Wadi patin ialah makanan yang berasal dari Palangkaraya, Kalimantan Tengah. Kuliner ini berbahan dasar ikan yang difermentasikan selama tiga sampai tujuh hari. Masakan ini sendiri bisa dibuat dengan berbagai jenis ikan. Namun biasanya dibuat dari ikan yang mengandung banyak lemak seperti patin, jelawatan dan lainnya.
Kuliner fermentasi ikan ini bukan hanya sekadar makanan saja, namun sudah menjadi warisan budaya yang diturunkan secara turun temurun. Wadi Patin biasanya dimasak dengan cara digoreng atau dimasak dalam kuah kaldu sederhana untuk membangkitkan aroma khas dari hasil fermentasi.
Rasanya unik yakni perpaduan antara gurih, asam, dan sedikit manis. Karena rasanya yang unik dan lezat ini membuat Wadi Patin banyak disukai, tidak hanya di kalangan masyarakat Dayak, tetapi juga bagi para wisatawan yang berkunjung ke Kalimantan.
Sebagai Cadangan Makanan
Dilansir dari kompasiana.com, Awal mula munculnya Wadi Patin dikarenakan mayoritas penduduk Palangkaraya berasal dari Suku Dayak dan Suku Banjar.
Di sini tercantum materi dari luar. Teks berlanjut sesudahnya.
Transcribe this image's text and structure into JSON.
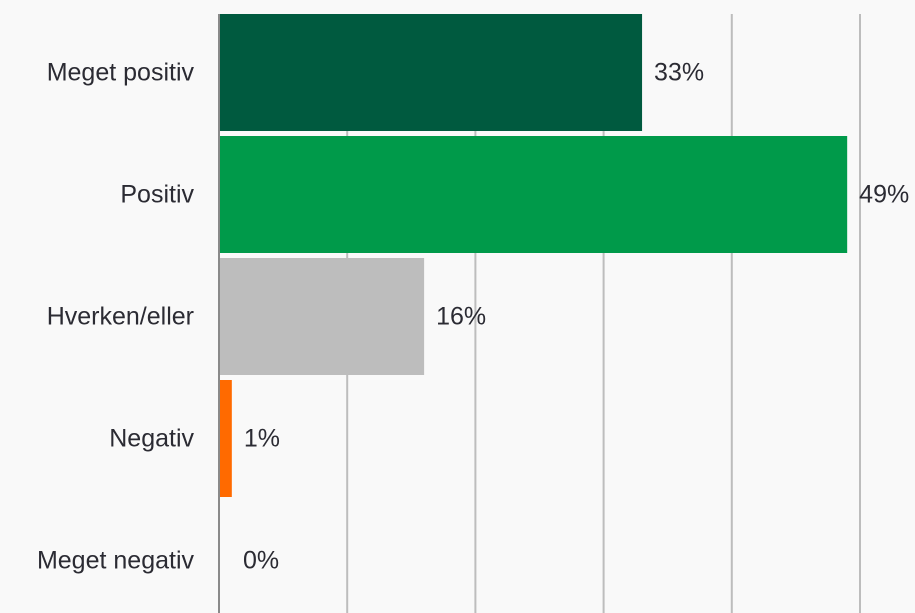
{
  "chart_data": {
    "type": "bar",
    "orientation": "horizontal",
    "categories": [
      "Meget positiv",
      "Positiv",
      "Hverken/eller",
      "Negativ",
      "Meget negativ"
    ],
    "values": [
      33,
      49,
      16,
      1,
      0
    ],
    "value_labels": [
      "33%",
      "49%",
      "16%",
      "1%",
      "0%"
    ],
    "colors": [
      "#005a3f",
      "#009a4a",
      "#bdbdbd",
      "#ff6a00",
      "#005a3f"
    ],
    "xlim": [
      0,
      50
    ],
    "gridlines_at": [
      0,
      10,
      20,
      30,
      40,
      50
    ],
    "grid": true,
    "title": "",
    "xlabel": "",
    "ylabel": ""
  }
}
Kedua suku ini dikenal sebagai peladang yang sering berpindah-pindah tempat tinggal. Tidak jarang mereka tinggal jauh dari sungai sehingga tidak dapat sering mengkonsumsi ikan.
Maka dari itulah, suku tersebut mulai mempelajari teknik pengawetan ikan yang biasa disebut Wadi yaitu fermentasi ikan. Tujuannya untuk digunakan sebagai bahan cadangan makanan ketika jauh dari sungai. Kuliner ini sendiri, mirip dengan kuliner asal Jepang yaitu Funazushi.
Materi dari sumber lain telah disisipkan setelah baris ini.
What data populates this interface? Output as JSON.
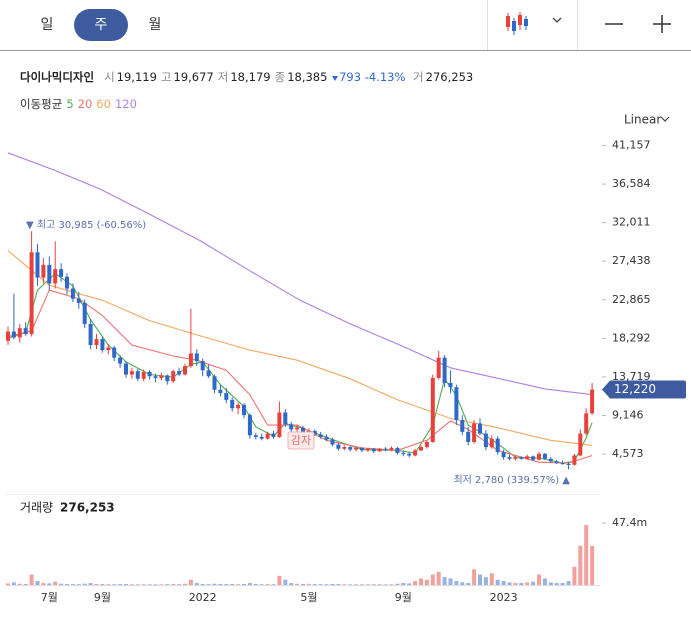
{
  "tabs": [
    "일",
    "주",
    "월"
  ],
  "info": {
    "name": "다이나믹디자인",
    "items": [
      {
        "label": "시",
        "value": "19,119"
      },
      {
        "label": "고",
        "value": "19,677"
      },
      {
        "label": "저",
        "value": "18,179"
      },
      {
        "label": "종",
        "value": "18,385"
      }
    ],
    "change": "793",
    "change_pct": "-4.13%",
    "volume_label": "거",
    "volume_value": "276,253"
  },
  "scale_mode": "Linear",
  "ma_legend": "이동평균",
  "chart_data": {
    "type": "candlestick",
    "categories": [
      null,
      null,
      null,
      null,
      null,
      null,
      null,
      "7월",
      null,
      null,
      null,
      null,
      null,
      null,
      null,
      null,
      "9월",
      null,
      null,
      null,
      null,
      null,
      null,
      null,
      null,
      null,
      null,
      null,
      null,
      null,
      null,
      null,
      null,
      "2022",
      null,
      null,
      null,
      null,
      null,
      null,
      null,
      null,
      null,
      null,
      null,
      null,
      null,
      null,
      null,
      null,
      null,
      "5월",
      null,
      null,
      null,
      null,
      null,
      null,
      null,
      null,
      null,
      null,
      null,
      null,
      null,
      null,
      null,
      "9월",
      null,
      null,
      null,
      null,
      null,
      null,
      null,
      null,
      null,
      null,
      null,
      null,
      null,
      null,
      null,
      null,
      "2023",
      null,
      null,
      null,
      null,
      null,
      null,
      null,
      null,
      null,
      null,
      null,
      null,
      null,
      null,
      null
    ],
    "candles": [
      [
        18000,
        19700,
        17500,
        19100
      ],
      [
        19100,
        23600,
        18200,
        18400
      ],
      [
        18400,
        20000,
        17800,
        19500
      ],
      [
        19500,
        20200,
        18600,
        18800
      ],
      [
        18800,
        30985,
        18500,
        28500
      ],
      [
        28500,
        29500,
        24500,
        25500
      ],
      [
        25500,
        27800,
        24800,
        27000
      ],
      [
        27000,
        28000,
        24000,
        24800
      ],
      [
        24800,
        29800,
        24200,
        26500
      ],
      [
        26500,
        27200,
        25000,
        25600
      ],
      [
        25600,
        26000,
        23500,
        24200
      ],
      [
        24200,
        24800,
        22600,
        23000
      ],
      [
        23000,
        23800,
        21800,
        22500
      ],
      [
        22500,
        22900,
        19500,
        20000
      ],
      [
        20000,
        20600,
        17000,
        17500
      ],
      [
        17500,
        18800,
        17000,
        18200
      ],
      [
        18200,
        18500,
        16600,
        16900
      ],
      [
        16900,
        17600,
        16400,
        17200
      ],
      [
        17200,
        17400,
        15600,
        16000
      ],
      [
        16000,
        16300,
        14800,
        15300
      ],
      [
        15300,
        15500,
        13600,
        14000
      ],
      [
        14000,
        14800,
        13500,
        14400
      ],
      [
        14400,
        14700,
        13200,
        13500
      ],
      [
        13500,
        14600,
        13200,
        14300
      ],
      [
        14300,
        14500,
        13400,
        13800
      ],
      [
        13800,
        14100,
        13100,
        13600
      ],
      [
        13600,
        14200,
        13300,
        13900
      ],
      [
        13900,
        14000,
        12800,
        13200
      ],
      [
        13200,
        14600,
        13000,
        14400
      ],
      [
        14400,
        14800,
        13800,
        14000
      ],
      [
        14000,
        15300,
        13900,
        15000
      ],
      [
        15000,
        21800,
        14800,
        16500
      ],
      [
        16500,
        17000,
        15000,
        15600
      ],
      [
        15600,
        15900,
        13800,
        14500
      ],
      [
        14500,
        15200,
        13600,
        13800
      ],
      [
        13800,
        14000,
        11800,
        12200
      ],
      [
        12200,
        12800,
        11400,
        11800
      ],
      [
        11800,
        12400,
        10600,
        11000
      ],
      [
        11000,
        11300,
        9600,
        10000
      ],
      [
        10000,
        10700,
        9300,
        10400
      ],
      [
        10400,
        10600,
        8800,
        9200
      ],
      [
        9200,
        9400,
        6400,
        6800
      ],
      [
        6800,
        7100,
        6300,
        6600
      ],
      [
        6600,
        7000,
        6200,
        6400
      ],
      [
        6400,
        7200,
        6300,
        7000
      ],
      [
        7000,
        7300,
        6400,
        6600
      ],
      [
        6600,
        10800,
        6500,
        9500
      ],
      [
        9500,
        9900,
        7800,
        8100
      ],
      [
        8100,
        8400,
        7200,
        7500
      ],
      [
        7500,
        8000,
        7100,
        7700
      ],
      [
        7700,
        7900,
        6900,
        7100
      ],
      [
        7100,
        7600,
        6800,
        7300
      ],
      [
        7300,
        7500,
        6700,
        6900
      ],
      [
        6900,
        7200,
        6400,
        6600
      ],
      [
        6600,
        6900,
        6100,
        6300
      ],
      [
        6300,
        6500,
        5500,
        5700
      ],
      [
        5700,
        5900,
        5000,
        5200
      ],
      [
        5200,
        5600,
        5000,
        5400
      ],
      [
        5400,
        5500,
        4900,
        5100
      ],
      [
        5100,
        5400,
        4900,
        5300
      ],
      [
        5300,
        5400,
        4800,
        5000
      ],
      [
        5000,
        5300,
        4800,
        5200
      ],
      [
        5200,
        5300,
        4700,
        4900
      ],
      [
        4900,
        5300,
        4800,
        5200
      ],
      [
        5200,
        5400,
        4900,
        5100
      ],
      [
        5100,
        5500,
        4900,
        5300
      ],
      [
        5300,
        5400,
        4500,
        4700
      ],
      [
        4700,
        5000,
        4300,
        4600
      ],
      [
        4600,
        4800,
        4200,
        4400
      ],
      [
        4400,
        5200,
        4300,
        5000
      ],
      [
        5000,
        5600,
        4900,
        5400
      ],
      [
        5400,
        6200,
        5200,
        6000
      ],
      [
        6000,
        14000,
        5900,
        13600
      ],
      [
        13600,
        16800,
        13400,
        16000
      ],
      [
        16000,
        16300,
        12500,
        13000
      ],
      [
        13000,
        14500,
        11800,
        12500
      ],
      [
        12500,
        12800,
        8000,
        8600
      ],
      [
        8600,
        9200,
        6800,
        7200
      ],
      [
        7200,
        7800,
        5600,
        6000
      ],
      [
        6000,
        8600,
        5800,
        8200
      ],
      [
        8200,
        8800,
        6800,
        7000
      ],
      [
        7000,
        7400,
        5000,
        5400
      ],
      [
        5400,
        6800,
        5200,
        6400
      ],
      [
        6400,
        6700,
        4500,
        4800
      ],
      [
        4800,
        5100,
        3900,
        4200
      ],
      [
        4200,
        4500,
        3800,
        4000
      ],
      [
        4000,
        4400,
        3800,
        4200
      ],
      [
        4200,
        4300,
        3900,
        4000
      ],
      [
        4000,
        4500,
        3900,
        4300
      ],
      [
        4300,
        4400,
        3800,
        3900
      ],
      [
        3900,
        4800,
        3800,
        4600
      ],
      [
        4600,
        4700,
        3900,
        4000
      ],
      [
        4000,
        4200,
        3600,
        3700
      ],
      [
        3700,
        3900,
        3400,
        3500
      ],
      [
        3500,
        3800,
        3300,
        3400
      ],
      [
        3400,
        3600,
        2780,
        3300
      ],
      [
        3300,
        4600,
        3200,
        4400
      ],
      [
        4400,
        7500,
        4300,
        7000
      ],
      [
        7000,
        10000,
        6800,
        9400
      ],
      [
        9400,
        13000,
        9200,
        12220
      ]
    ],
    "up_color": "#e8413c",
    "down_color": "#2e68c8",
    "ylim": [
      0,
      43000
    ],
    "yticks": [
      {
        "value": 4573,
        "label": "4,573"
      },
      {
        "value": 9146,
        "label": "9,146"
      },
      {
        "value": 13719,
        "label": "13,719"
      },
      {
        "value": 18292,
        "label": "18,292"
      },
      {
        "value": 22865,
        "label": "22,865"
      },
      {
        "value": 27438,
        "label": "27,438"
      },
      {
        "value": 32011,
        "label": "32,011"
      },
      {
        "value": 36584,
        "label": "36,584"
      },
      {
        "value": 41157,
        "label": "41,157"
      }
    ],
    "price_tag": {
      "value": 12220,
      "label": "12,220"
    },
    "series": [
      {
        "name": "5",
        "color": "#4cb050",
        "x": [
          0,
          3,
          5,
          8,
          11,
          14,
          17,
          20,
          24,
          28,
          31,
          33,
          36,
          40,
          42,
          45,
          47,
          50,
          55,
          60,
          66,
          69,
          72,
          74,
          76,
          78,
          80,
          83,
          86,
          90,
          94,
          96,
          98,
          99
        ],
        "values": [
          18500,
          19000,
          24000,
          26000,
          24500,
          20500,
          17500,
          15500,
          14000,
          13700,
          15200,
          15500,
          12800,
          10200,
          7800,
          6700,
          8200,
          7600,
          6300,
          5100,
          5000,
          4700,
          8000,
          13500,
          11500,
          8000,
          7200,
          5800,
          4200,
          4100,
          3500,
          3700,
          6500,
          8300
        ]
      },
      {
        "name": "20",
        "color": "#f07070",
        "x": [
          0,
          4,
          7,
          12,
          16,
          21,
          28,
          32,
          37,
          41,
          44,
          49,
          54,
          60,
          66,
          71,
          75,
          78,
          83,
          90,
          95,
          99
        ],
        "values": [
          18300,
          19200,
          24000,
          23000,
          21000,
          17500,
          16200,
          15700,
          14500,
          11600,
          8000,
          8000,
          6200,
          5300,
          5000,
          6200,
          8500,
          7500,
          5000,
          3600,
          3500,
          4400
        ]
      },
      {
        "name": "60",
        "color": "#f4a860",
        "x": [
          0,
          7,
          16,
          24,
          32,
          41,
          49,
          58,
          66,
          75,
          83,
          92,
          99
        ],
        "values": [
          28700,
          24600,
          22800,
          20400,
          18700,
          16900,
          15700,
          13500,
          11000,
          8800,
          7700,
          6200,
          5600
        ]
      },
      {
        "name": "120",
        "color": "#b07ee8",
        "x": [
          0,
          8,
          15.6,
          24,
          32.5,
          41,
          49.5,
          58,
          66.4,
          75,
          83.4,
          91,
          99.3
        ],
        "values": [
          40300,
          38200,
          36000,
          33000,
          29900,
          26300,
          22800,
          20000,
          17500,
          14800,
          13500,
          12300,
          11600
        ]
      }
    ],
    "annotations": [
      {
        "text": "▼ 최고 30,985 (-60.56%)"
      },
      {
        "text": "최저 2,780 (339.57%) ▲"
      },
      {
        "text": "감자"
      }
    ],
    "volume": {
      "label": "거래량",
      "value_text": "276,253",
      "ylim": [
        0,
        69
      ],
      "yticks": [
        {
          "value": 47.4,
          "label": "47.4m"
        }
      ],
      "values": [
        1.2,
        2.0,
        1.0,
        0.8,
        8.0,
        3.0,
        1.5,
        1.2,
        2.5,
        1.0,
        0.8,
        0.7,
        0.6,
        1.0,
        1.5,
        0.8,
        0.7,
        0.6,
        0.6,
        0.7,
        0.8,
        0.6,
        0.5,
        0.6,
        0.5,
        0.5,
        0.5,
        0.6,
        0.8,
        0.6,
        1.0,
        4.0,
        1.5,
        0.8,
        0.7,
        1.0,
        0.8,
        0.7,
        0.8,
        0.6,
        0.8,
        1.5,
        0.8,
        0.6,
        0.7,
        0.6,
        7.0,
        4.0,
        1.5,
        1.0,
        0.8,
        0.9,
        0.7,
        0.6,
        0.6,
        0.8,
        0.7,
        0.6,
        0.5,
        0.6,
        0.5,
        0.6,
        0.5,
        0.6,
        0.5,
        0.6,
        1.0,
        1.5,
        1.2,
        3.0,
        5.0,
        4.0,
        8.0,
        10.0,
        6.0,
        5.0,
        3.0,
        2.0,
        1.5,
        12.0,
        8.0,
        6.0,
        9.0,
        4.0,
        3.0,
        2.0,
        1.5,
        1.5,
        2.0,
        2.5,
        8.0,
        5.0,
        2.0,
        1.5,
        1.5,
        3.0,
        14.0,
        30.0,
        45.9,
        30.0
      ]
    }
  }
}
Bedanya adalah Wadi memerlukan waktu pembuatan yang lebih pendek, yakni hanya dalam hitungan harian hingga mingguan sedangkan Funazushi memakan waktu hingga tahunan. Proses fermentasi tersebut menggunakan garam dan samu. Bahan samu sendiri adalah beras ketan yang di sangrai sampai kecoklatan dan di tumbuk kasar.
Tujuannya supaya ikan bisa bertahan lebih lama tanpa menggunakan bahan pengawet modern. Biasanya membutuhkan waktu sekitar 3 hingga 7 hari untuk fermentasi. Kuliner ini sendiri bisa dibuat dengan berbagai jenis ikan. Namun biasanya dibuat dari ikan yang mengandung banyak lemak seperti patin, jelawatan dan lainnya.
Proses pembuatannya yaitu, setelah dipotong-potong, ikan di bersihkan dan di tiriskan sampai kering. Selanjutnya ikan tersebut di aduk dengan garam dan di diamkan selama kurang lebih 1×24 jam. Kemudian, ikannya di cuci sampai bersih dan di campur dengan bahan sumu.
Setelah diaduk sampai merata, masukkan ikan ke dalam wadah tertutup seperti toples kaca atau guci dari tanah liat. Tujuannya supaya tidak mengalami pembusukan selama proses fermentasi. Biasanya masyarakat akan melapisi bagian atasnya denga beberapa daun nangka supaya tidak busuk atau berulat. Proses permentasi ini memakan waktu sekitar kurang lebih 3-5 hari hingga seminggu lebih. Baru kemudian, bisa diolah dengan cara di goreng atau ditumis dengan kuah sedikit.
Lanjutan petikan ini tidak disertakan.